Amid an investor backlash against his high pay, Occidental Petroleum Chief Executive Ray Irani will announce next month at a board meeting that he is leaving that post, according to an investor and a company source who did not want to be named.
The sources said that Irani, 75, would name a date in 2011 for his departure as chief executive, but would remain on the board.
The pressure on Irani has been coming from large institutional investors who have been complaining for months about his compensation, which swelled by 39% last year to $34.4 million — far exceeding that of the heads of other large oil companies. And there was speculation that Irani's actual compensation was more than $50 million.
A company spokesman said Tuesday night that no decision had been made in regard to Irani. "We have absolutely no announcement to make, nothing has been decided," said the spokesman, who did not want his name used because he was not authorized to talk about the situation.

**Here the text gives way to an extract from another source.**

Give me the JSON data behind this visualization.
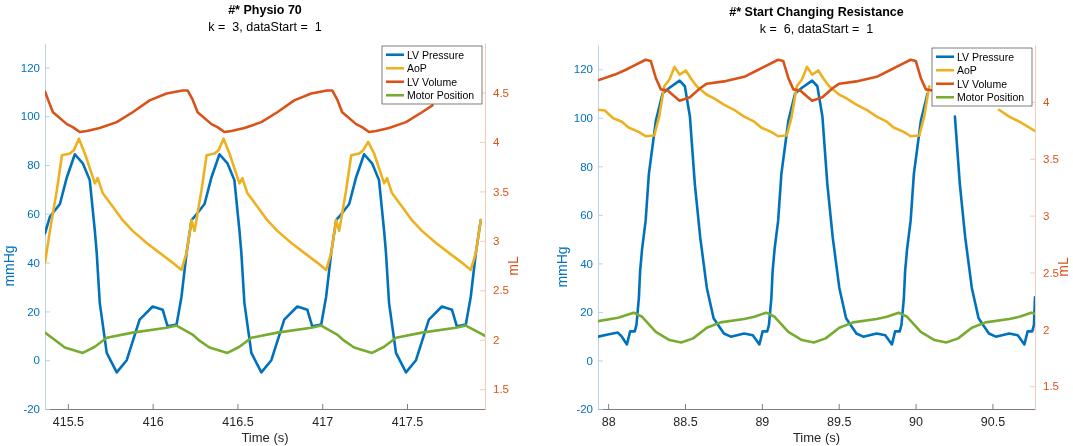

The Wall Street Journal first reported Tuesday that Irani would step down.
The backlash against him seemed to gather momentum in early August when two of the Los Angeles-based company's biggest institutional shareholders, the California State Teachers' Retirement Fund and the Relational Investors fund, told Occidental executives that they were targeting at least four members of the 13-member board of directors in an attempt to gain majority influence, the investor source said.

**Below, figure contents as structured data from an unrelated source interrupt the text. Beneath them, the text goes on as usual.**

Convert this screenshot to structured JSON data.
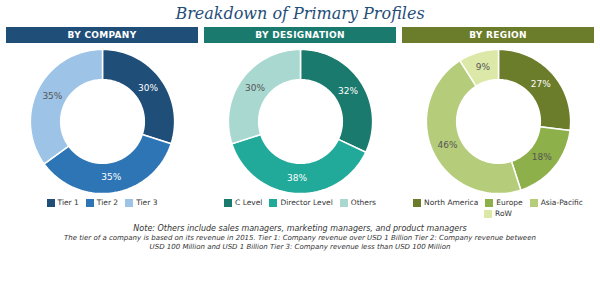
{
  "title": "Breakdown of Primary Profiles",
  "annotations": [
    "Note: Others include sales managers, marketing managers, and product managers",
    "The tier of a company is based on its revenue in 2015.  Tier 1: Company revenue over USD 1 Billion Tier 2: Company revenue between",
    "USD 100 Million and USD 1 Billion Tier 3: Company revenue less than USD 100 Million"
  ],
  "chart_data": [
    {
      "type": "pie",
      "title": "BY COMPANY",
      "categories": [
        "Tier 1",
        "Tier 2",
        "Tier 3"
      ],
      "values": [
        30,
        35,
        35
      ],
      "value_labels": [
        "30%",
        "35%",
        "35%"
      ],
      "colors": [
        "#1f4e79",
        "#2e75b6",
        "#9dc3e6"
      ],
      "data_labels": true,
      "legend": "bottom"
    },
    {
      "type": "pie",
      "title": "BY DESIGNATION",
      "categories": [
        "C Level",
        "Director Level",
        "Others"
      ],
      "values": [
        32,
        38,
        30
      ],
      "value_labels": [
        "32%",
        "38%",
        "30%"
      ],
      "colors": [
        "#1a7a6e",
        "#21a99a",
        "#a8d8d0"
      ],
      "data_labels": true,
      "legend": "bottom"
    },
    {
      "type": "pie",
      "title": "BY REGION",
      "categories": [
        "North America",
        "Europe",
        "Asia-Pacific",
        "RoW"
      ],
      "values": [
        27,
        18,
        46,
        9
      ],
      "value_labels": [
        "27%",
        "18%",
        "46%",
        "9%"
      ],
      "colors": [
        "#6b7c2a",
        "#8db04a",
        "#b5cc7a",
        "#dce8a8"
      ],
      "data_labels": true,
      "legend": "bottom"
    }
  ]
}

Both investors had been telling the oil company's officials for months that they were concerned about Occidental's executive compensation, and that they were dissatisfied with efforts to address those concerns.
If Irani does step aside, the company's chief operating officer, Stephen I. Chazen, would be his likely replacement.
Company executives have long praised Irani publicly as being worth his pay. Occidental ended 2009 with a record year-end stock price of $81.35 and record oil and natural gas production.
Many analysts consider Occidental one of the world's best-run oil companies. They have also credited Irani with having such good personal contacts in the Middle East that the company was able to negotiate good deals in spite of the fact that it was competing against far larger oil companies.
Irani has been chief executive since 1990.